The spirits reel in shock.

“Pardon?” says Mystery Coffee, dimly, in the distance. “I don’t see how you could reason that.”

“It was all to get my corpse away without my suspecting—lifting it right from under the noses of the great detective Mr. Valdez and his students by playing to my love of glory and using a classic grifter fake-corpse-that-looks-real scam! But you made one critical mistake.”

“What’s that?”

“Even your students aren’t callow enough to make ‘made fresh in Colombia’ jokes about corpses from your school’s work force.”

Mystery Coffee glares at Juan.

“Also,” Juan says, “I’ve been free-drinking your soul, which gives me a certain insight.”

“Ratface!

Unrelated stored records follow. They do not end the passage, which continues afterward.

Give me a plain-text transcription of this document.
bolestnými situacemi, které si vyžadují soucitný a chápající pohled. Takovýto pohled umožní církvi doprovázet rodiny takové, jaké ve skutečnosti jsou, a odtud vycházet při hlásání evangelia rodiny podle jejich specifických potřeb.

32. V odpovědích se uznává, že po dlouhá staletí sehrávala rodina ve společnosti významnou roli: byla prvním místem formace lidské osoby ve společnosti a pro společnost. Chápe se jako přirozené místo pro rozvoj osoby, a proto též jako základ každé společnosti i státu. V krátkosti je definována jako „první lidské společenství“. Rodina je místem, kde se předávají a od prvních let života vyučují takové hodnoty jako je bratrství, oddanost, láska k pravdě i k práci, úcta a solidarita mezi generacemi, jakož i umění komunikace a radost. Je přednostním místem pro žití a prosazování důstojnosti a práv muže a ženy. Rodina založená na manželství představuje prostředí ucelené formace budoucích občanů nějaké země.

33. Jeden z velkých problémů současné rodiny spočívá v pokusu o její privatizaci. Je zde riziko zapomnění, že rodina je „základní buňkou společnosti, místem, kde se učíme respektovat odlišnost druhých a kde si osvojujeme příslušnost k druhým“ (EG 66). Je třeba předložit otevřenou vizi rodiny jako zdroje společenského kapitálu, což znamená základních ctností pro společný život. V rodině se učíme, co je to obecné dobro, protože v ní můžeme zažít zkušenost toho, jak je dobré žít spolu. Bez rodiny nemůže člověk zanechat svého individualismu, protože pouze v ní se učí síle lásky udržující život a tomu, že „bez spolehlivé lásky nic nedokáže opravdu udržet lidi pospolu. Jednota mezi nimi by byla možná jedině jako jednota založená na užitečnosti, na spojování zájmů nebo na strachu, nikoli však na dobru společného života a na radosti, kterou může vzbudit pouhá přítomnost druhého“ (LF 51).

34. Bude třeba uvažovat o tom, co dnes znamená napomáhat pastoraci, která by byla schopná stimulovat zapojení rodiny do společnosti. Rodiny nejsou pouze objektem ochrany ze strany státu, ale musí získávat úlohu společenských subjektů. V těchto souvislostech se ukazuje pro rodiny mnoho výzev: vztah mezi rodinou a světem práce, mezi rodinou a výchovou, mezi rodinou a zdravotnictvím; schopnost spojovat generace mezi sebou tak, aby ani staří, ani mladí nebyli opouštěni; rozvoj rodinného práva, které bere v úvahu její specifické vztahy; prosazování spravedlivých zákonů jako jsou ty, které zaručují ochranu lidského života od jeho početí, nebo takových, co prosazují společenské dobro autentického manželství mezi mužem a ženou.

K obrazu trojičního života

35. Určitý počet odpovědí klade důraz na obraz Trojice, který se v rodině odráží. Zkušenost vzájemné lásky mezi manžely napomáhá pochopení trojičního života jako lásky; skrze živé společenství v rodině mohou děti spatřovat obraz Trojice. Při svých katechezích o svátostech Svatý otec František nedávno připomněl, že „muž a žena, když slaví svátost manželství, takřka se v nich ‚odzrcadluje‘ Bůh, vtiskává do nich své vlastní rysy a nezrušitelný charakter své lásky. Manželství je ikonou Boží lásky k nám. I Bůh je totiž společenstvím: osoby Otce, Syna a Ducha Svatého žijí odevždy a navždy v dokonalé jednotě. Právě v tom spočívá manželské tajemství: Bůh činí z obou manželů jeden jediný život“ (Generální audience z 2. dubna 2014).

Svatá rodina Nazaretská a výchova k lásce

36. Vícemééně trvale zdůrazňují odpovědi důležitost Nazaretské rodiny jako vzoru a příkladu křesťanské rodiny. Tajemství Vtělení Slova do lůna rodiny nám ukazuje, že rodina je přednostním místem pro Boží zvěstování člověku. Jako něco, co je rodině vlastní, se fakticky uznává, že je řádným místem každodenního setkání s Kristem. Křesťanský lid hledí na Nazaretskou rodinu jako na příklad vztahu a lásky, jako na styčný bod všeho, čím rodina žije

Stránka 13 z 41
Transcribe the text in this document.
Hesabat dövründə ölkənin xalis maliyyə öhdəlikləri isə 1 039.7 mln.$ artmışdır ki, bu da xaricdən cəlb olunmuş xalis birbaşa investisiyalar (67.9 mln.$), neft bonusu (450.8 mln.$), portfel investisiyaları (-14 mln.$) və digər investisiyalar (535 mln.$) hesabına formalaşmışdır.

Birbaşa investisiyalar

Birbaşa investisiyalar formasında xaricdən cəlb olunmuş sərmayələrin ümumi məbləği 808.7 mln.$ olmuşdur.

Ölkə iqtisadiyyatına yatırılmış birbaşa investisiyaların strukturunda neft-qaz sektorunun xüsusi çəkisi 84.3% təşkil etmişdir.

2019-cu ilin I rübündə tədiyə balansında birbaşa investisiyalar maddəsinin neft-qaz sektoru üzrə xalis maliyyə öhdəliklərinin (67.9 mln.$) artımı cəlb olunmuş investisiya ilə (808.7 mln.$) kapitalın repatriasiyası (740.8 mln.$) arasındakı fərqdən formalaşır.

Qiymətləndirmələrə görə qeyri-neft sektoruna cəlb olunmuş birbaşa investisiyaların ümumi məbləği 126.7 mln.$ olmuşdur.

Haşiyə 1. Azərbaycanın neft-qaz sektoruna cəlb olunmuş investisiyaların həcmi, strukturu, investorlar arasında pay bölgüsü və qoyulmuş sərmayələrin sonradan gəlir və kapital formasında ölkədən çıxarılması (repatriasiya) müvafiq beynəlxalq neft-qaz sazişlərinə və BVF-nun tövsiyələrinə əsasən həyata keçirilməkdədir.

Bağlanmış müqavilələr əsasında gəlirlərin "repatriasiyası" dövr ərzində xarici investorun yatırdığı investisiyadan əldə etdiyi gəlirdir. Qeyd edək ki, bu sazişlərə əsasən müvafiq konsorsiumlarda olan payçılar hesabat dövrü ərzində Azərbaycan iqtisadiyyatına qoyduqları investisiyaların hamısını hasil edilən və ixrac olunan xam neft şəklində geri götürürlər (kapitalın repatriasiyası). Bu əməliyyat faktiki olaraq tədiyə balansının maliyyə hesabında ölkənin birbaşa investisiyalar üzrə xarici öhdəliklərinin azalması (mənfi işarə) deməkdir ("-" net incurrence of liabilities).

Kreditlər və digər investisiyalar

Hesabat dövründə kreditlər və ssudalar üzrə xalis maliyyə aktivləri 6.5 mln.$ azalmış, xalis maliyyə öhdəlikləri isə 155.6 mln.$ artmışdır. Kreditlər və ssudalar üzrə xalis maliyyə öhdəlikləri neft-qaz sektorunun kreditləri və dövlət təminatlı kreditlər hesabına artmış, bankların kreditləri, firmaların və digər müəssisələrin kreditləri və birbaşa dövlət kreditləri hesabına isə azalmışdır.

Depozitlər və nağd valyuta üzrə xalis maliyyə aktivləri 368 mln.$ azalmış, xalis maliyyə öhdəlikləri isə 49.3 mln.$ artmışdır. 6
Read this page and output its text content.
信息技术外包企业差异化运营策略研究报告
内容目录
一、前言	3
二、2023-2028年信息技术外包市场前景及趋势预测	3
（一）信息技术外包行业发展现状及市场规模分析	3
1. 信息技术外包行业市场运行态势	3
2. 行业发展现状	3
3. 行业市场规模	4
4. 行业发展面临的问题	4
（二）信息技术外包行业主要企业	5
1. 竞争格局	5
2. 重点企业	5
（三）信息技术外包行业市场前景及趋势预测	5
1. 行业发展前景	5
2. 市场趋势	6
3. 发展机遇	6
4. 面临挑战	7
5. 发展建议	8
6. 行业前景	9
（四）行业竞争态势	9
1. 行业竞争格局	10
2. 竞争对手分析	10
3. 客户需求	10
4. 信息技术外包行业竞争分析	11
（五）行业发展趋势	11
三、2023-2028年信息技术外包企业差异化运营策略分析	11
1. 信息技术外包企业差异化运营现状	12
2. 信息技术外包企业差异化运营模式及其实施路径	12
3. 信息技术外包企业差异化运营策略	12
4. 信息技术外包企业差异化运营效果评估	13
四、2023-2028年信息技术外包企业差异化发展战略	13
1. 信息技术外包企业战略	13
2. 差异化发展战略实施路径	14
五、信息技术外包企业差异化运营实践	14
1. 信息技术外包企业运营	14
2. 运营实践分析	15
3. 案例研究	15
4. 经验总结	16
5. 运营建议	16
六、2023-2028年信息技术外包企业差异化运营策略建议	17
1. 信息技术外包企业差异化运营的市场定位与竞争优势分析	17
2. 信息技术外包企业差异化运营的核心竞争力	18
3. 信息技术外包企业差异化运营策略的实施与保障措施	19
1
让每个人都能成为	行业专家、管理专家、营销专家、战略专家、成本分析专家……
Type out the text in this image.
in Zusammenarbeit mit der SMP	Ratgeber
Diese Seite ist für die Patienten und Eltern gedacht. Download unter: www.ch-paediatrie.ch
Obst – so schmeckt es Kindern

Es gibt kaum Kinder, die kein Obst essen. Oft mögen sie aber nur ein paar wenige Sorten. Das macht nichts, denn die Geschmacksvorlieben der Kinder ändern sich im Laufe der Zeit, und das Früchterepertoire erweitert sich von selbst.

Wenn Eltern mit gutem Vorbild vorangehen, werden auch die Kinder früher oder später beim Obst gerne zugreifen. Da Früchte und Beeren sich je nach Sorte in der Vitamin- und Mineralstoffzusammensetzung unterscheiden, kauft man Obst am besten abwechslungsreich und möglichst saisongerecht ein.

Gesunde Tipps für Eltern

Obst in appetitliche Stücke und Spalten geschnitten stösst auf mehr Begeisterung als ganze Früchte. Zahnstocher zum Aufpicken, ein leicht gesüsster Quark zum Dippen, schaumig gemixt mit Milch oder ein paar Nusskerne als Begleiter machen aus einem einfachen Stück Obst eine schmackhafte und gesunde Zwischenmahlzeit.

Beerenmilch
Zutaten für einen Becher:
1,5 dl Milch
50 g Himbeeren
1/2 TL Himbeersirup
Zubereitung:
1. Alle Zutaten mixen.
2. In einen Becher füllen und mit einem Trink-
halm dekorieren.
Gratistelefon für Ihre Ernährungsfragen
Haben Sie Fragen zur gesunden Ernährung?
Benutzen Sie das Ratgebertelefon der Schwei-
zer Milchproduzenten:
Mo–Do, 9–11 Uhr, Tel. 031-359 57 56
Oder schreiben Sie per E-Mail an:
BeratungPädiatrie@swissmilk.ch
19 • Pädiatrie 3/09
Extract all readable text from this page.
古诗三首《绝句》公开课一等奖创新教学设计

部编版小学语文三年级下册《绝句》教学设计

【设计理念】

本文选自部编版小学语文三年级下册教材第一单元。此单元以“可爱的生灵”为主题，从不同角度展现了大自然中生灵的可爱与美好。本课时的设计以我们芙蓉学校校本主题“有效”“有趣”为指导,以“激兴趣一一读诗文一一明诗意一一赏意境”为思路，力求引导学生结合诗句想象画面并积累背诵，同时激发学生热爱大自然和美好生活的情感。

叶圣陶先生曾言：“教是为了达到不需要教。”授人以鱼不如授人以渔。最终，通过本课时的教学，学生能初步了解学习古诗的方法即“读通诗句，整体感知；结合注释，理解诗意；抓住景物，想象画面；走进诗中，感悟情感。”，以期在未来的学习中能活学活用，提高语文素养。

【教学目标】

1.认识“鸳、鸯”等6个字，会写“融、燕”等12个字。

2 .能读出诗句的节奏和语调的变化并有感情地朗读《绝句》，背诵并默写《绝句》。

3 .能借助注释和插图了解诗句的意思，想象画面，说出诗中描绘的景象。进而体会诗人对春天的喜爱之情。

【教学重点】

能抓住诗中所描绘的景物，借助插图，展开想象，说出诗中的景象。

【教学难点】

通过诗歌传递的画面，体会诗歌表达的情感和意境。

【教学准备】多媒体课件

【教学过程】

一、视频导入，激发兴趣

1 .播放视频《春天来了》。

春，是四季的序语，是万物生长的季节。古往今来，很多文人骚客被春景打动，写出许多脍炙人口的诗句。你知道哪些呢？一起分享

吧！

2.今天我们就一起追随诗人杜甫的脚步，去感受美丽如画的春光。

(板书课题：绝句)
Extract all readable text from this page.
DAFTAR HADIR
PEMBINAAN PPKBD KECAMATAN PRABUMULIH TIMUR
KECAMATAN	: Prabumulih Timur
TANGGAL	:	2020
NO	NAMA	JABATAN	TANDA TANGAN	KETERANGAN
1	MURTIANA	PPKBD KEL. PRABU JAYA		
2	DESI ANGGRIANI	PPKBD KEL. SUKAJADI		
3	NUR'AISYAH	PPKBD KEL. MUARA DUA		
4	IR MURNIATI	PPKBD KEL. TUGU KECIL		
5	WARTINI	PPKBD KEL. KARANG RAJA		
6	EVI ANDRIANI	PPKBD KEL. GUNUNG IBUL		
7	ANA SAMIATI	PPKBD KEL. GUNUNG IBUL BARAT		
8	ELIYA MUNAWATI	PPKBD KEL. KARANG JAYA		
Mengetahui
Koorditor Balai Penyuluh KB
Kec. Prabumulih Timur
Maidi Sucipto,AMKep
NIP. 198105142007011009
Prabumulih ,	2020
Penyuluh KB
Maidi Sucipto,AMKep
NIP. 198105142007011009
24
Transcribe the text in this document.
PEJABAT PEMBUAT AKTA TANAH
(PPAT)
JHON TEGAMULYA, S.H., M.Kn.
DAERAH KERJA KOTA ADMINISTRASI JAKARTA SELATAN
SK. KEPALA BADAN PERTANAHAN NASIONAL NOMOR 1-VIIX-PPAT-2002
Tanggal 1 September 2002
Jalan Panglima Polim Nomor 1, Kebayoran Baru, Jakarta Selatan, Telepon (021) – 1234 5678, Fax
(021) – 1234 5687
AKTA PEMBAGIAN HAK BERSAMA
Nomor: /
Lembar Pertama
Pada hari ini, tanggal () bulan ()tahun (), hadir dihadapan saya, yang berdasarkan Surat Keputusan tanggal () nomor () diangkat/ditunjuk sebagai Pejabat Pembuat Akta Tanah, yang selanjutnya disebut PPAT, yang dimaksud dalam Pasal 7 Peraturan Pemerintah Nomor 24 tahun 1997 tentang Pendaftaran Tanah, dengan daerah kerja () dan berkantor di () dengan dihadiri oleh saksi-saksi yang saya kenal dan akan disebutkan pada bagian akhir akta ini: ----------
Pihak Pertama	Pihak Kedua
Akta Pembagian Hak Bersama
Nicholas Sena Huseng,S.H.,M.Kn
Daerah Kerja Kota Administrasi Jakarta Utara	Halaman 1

Bastard! Kill!”

Ratface and Bastard draw their swords simultaneously. Juan glares at them biliously through the caffeine haze.

But in the distance Juan can see a man. He is glowing. He is sleeping. He is drifting in a cloud of his own white hair, peaceful, quiet, dressed in samite. He is Thever Bean. And Juan reaches out his hand.

Thever Bean opens his eyes. There are angels singing in the distance. After a moment, Juan recognizes that they are in fact his ears ringing from too much coffee.

He takes Juan’s hand.

The swords come forward. But, while they had anticipated many things, Ratface and Bastard could not anticipate Juan countering their attack by heaving an enigmatic bishounen onto them from the Spirit World.

“Gah!” says Ratface.

“Guh,” says Bastard.

“Oh,” says Mr. Bean (no relation) as they tumble into a pile. “Hello!”

“Curse you!” swears Mystery Coffee.

He swirls his cape around him and vanishes into a puff of percolating mist.

And that resolves the caffeinated mystery of the yaoi corpse, the mister coffee corpse, and the corpse in town!

Juan drifts in a tense, pulsing haze for a time.

“I’m glad you’re back,” says Juan, diffidently.

Thever Bean stretches. He smiles. He moves in for a kiss.

“No!” says Juan. “We’ve discussed this! This isn’t a yaoi school! We teach detection!”

“Detection is a sometimes activity,” observes C.M.

Then the caffeine takes Juan and he remembers no more.